I wonder how you’d answer that question as you look at the world, what is the real issue? Is terrorism the real issue facing the world? Or maybe as we think back over the last year Ebola is on our mind. A virus which killed thousands. Is disease the greatest issue? Or maybe we think closer to home, problems aren’t just out there are they, they’re within the four walls of our homes, in our relationships.

If we’re honest with ourselves we know the problem isn’t just out there it’s in here, it’s in our hearts. That’s what John helps people see, the real problem isn’t the Romans, or local leaders, the boss, how noisy the children are, or the miscommunication with our spouse or partner. He helps people see the problem is us.

He’s like the MOT mechanic who looks at your car and tells you that your car is only fit for scrap. John helps people then, and us now, see the real problem with the world; sin. Our world and we are dislocated from God. We are out of relationship with God because we’ve decided to live as if we’re our own god, and the effects are all around us. That’s bad news isn’t it! How can Zechariah be excited about that? What a downer, talk about ruining Christmas. How can we celebrate that?

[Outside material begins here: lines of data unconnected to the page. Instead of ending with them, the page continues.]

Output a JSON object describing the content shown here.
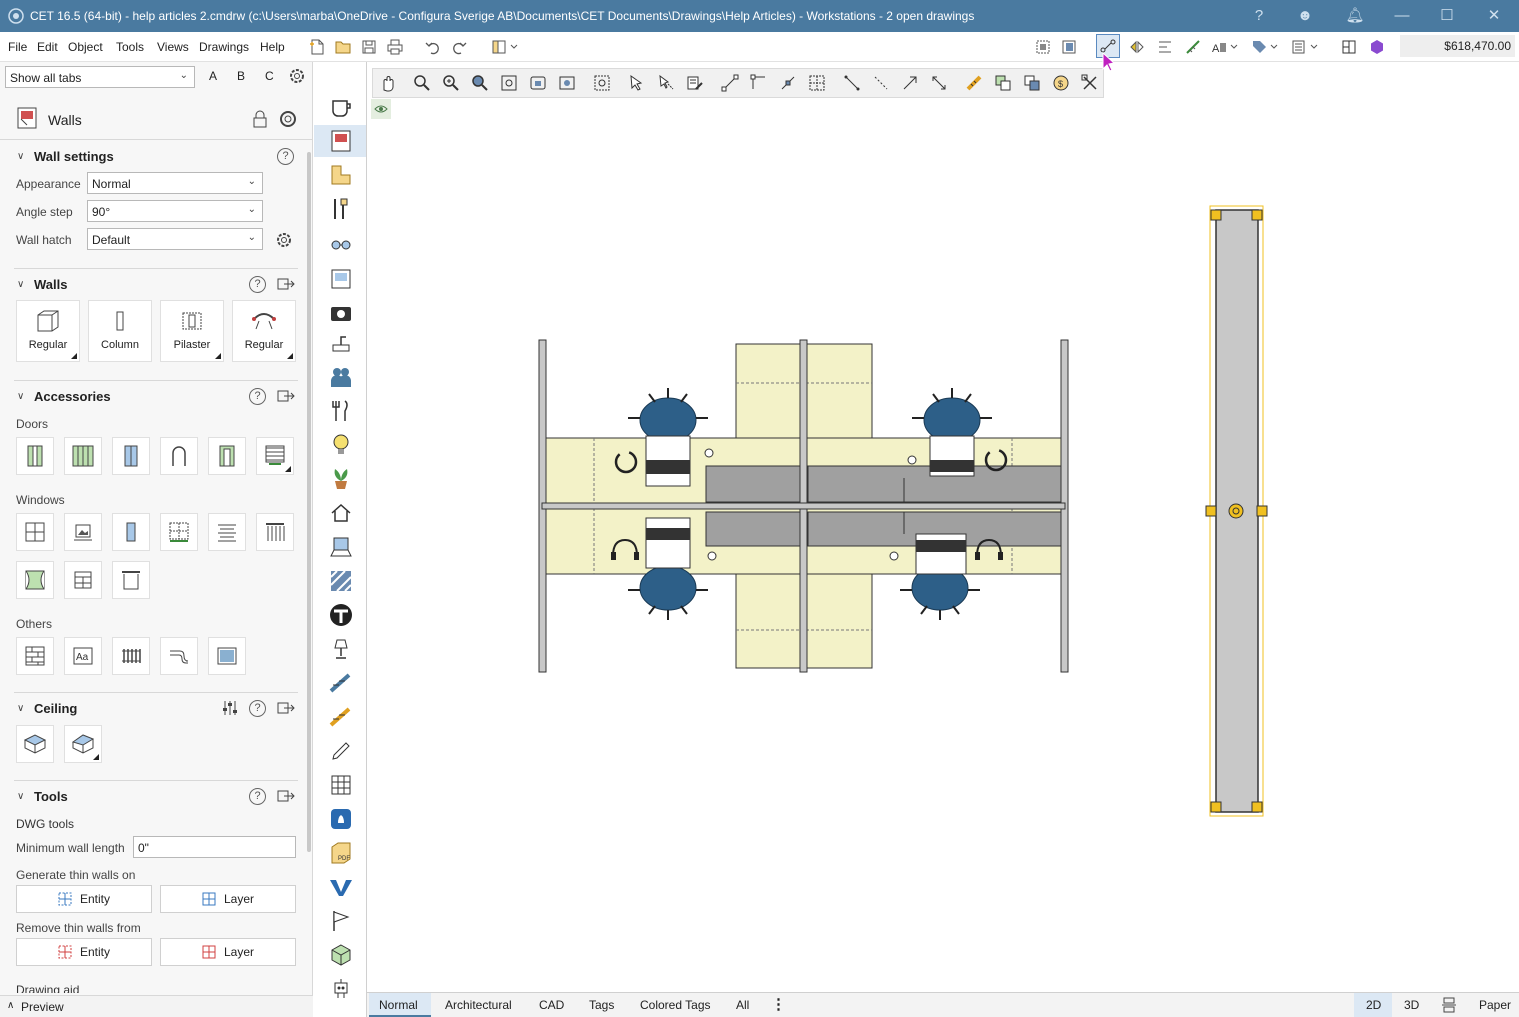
{
  "window": {
    "title": "CET 16.5 (64-bit) - help articles 2.cmdrw (c:\\Users\\marba\\OneDrive - Configura Sverige AB\\Documents\\CET Documents\\Drawings\\Help Articles) - Workstations - 2  open drawings"
  },
  "menu": [
    "File",
    "Edit",
    "Object",
    "Tools",
    "Views",
    "Drawings",
    "Help"
  ],
  "total_price": "$618,470.00",
  "tabfilter": {
    "value": "Show all tabs",
    "letters": [
      "A",
      "B",
      "C"
    ]
  },
  "panel": {
    "title": "Walls",
    "wall_settings": {
      "title": "Wall settings",
      "rows": [
        {
          "label": "Appearance",
          "value": "Normal"
        },
        {
          "label": "Angle step",
          "value": "90°"
        },
        {
          "label": "Wall hatch",
          "value": "Default"
        }
      ]
    },
    "walls": {
      "title": "Walls",
      "tiles": [
        "Regular",
        "Column",
        "Pilaster",
        "Regular"
      ]
    },
    "accessories": {
      "title": "Accessories",
      "doors": "Doors",
      "windows": "Windows",
      "others": "Others"
    },
    "ceiling": {
      "title": "Ceiling"
    },
    "tools": {
      "title": "Tools",
      "dwg": "DWG tools",
      "min_len_label": "Minimum wall length",
      "min_len_value": "0\"",
      "gen_label": "Generate thin walls on",
      "rem_label": "Remove thin walls from",
      "entity": "Entity",
      "layer": "Layer",
      "drawing_aid": "Drawing aid"
    },
    "preview": "Preview"
  },
  "bottom_tabs": [
    "Normal",
    "Architectural",
    "CAD",
    "Tags",
    "Colored Tags",
    "All"
  ],
  "view_modes": [
    "2D",
    "3D",
    "Paper"
  ],
  "colors": {
    "titlebar": "#4a7aa0",
    "desk": "#f3f2c8",
    "panel": "#c8c8c8",
    "chair": "#2d5f88",
    "selection": "#f0c020",
    "accent_active": "#dce8f4"
  }
}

The answer is we can’t. And John’s news would be terrible if that’s where he stopped. It would be terrible if he was like Santa’s little helper compiling a naughty list for God or telling us to behave really well so we can get on God’s good list. But John doesn’t do that.

John tells us what’s wrong and then points us to God’s Son born in a manger come not to do a spot inspection but to save us from facing God’s just anger because of our sin. (78)Jesus comes because God is merciful. His mercy doesn’t give us what we deserve. He doesn’t even tell us to work off our debt because we can’t. God the Father sends God the Son to be born in Bethlehem to bring light into the darkness and to lead us out of living in the shadow and fear of death and bring us to God. How does he do that?

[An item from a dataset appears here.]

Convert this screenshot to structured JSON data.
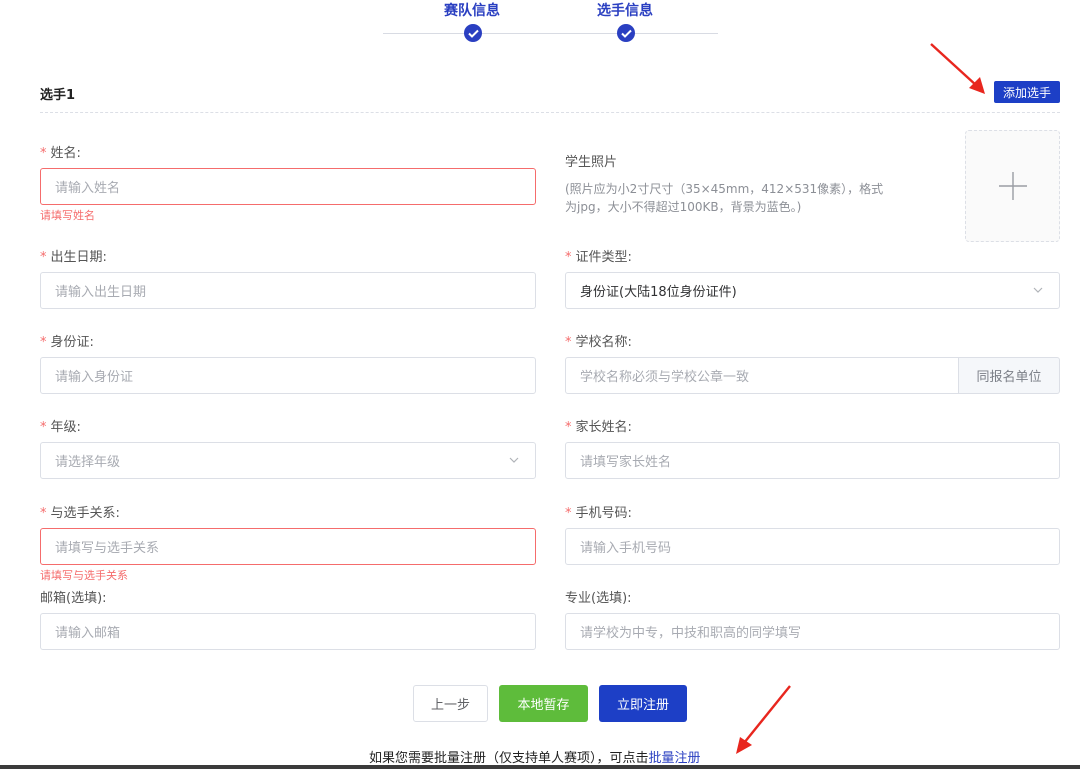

Years later it’ll not be the smooth wood of the manger he feels on his back but the harsh splintered wood of a cross. He will enter the shadow of death and die for us though he never sinned. But he rises again defeating death, having borne the judgement we deserve and bring us peace with God if we trust him. That’s a peace that is unshakeable no matter what happens because it doesn’t depend on us, it’s completely won for us by Jesus. It doesn’t mean life will be easy, but it will mean we know God as our loving father who is with us in everything and who works for our good in everything. It means we get to know God, to be his loved child.

Can you see why Zechariah is excited? God at Christmas is doing something amazing, ending a conflict nearly as old as the world itself. Offering each of us peace with him if we trust Jesus. But the question is what will we do with Jesus?  The joy of Christmas is that Jesus comes to rescue us and fix our relationship with God. To bring peace when we trust in him. But you have to do more than just look at him, you have to trust in him to find that peace and joy, a joy that changes everything and is worth singing about.

As those who know Jesus, who live this side of the cross, how can we not sing like Zechariah when we think of the wonder of salvation?  Whatever else is happening we have that to fuel our joy and our praise.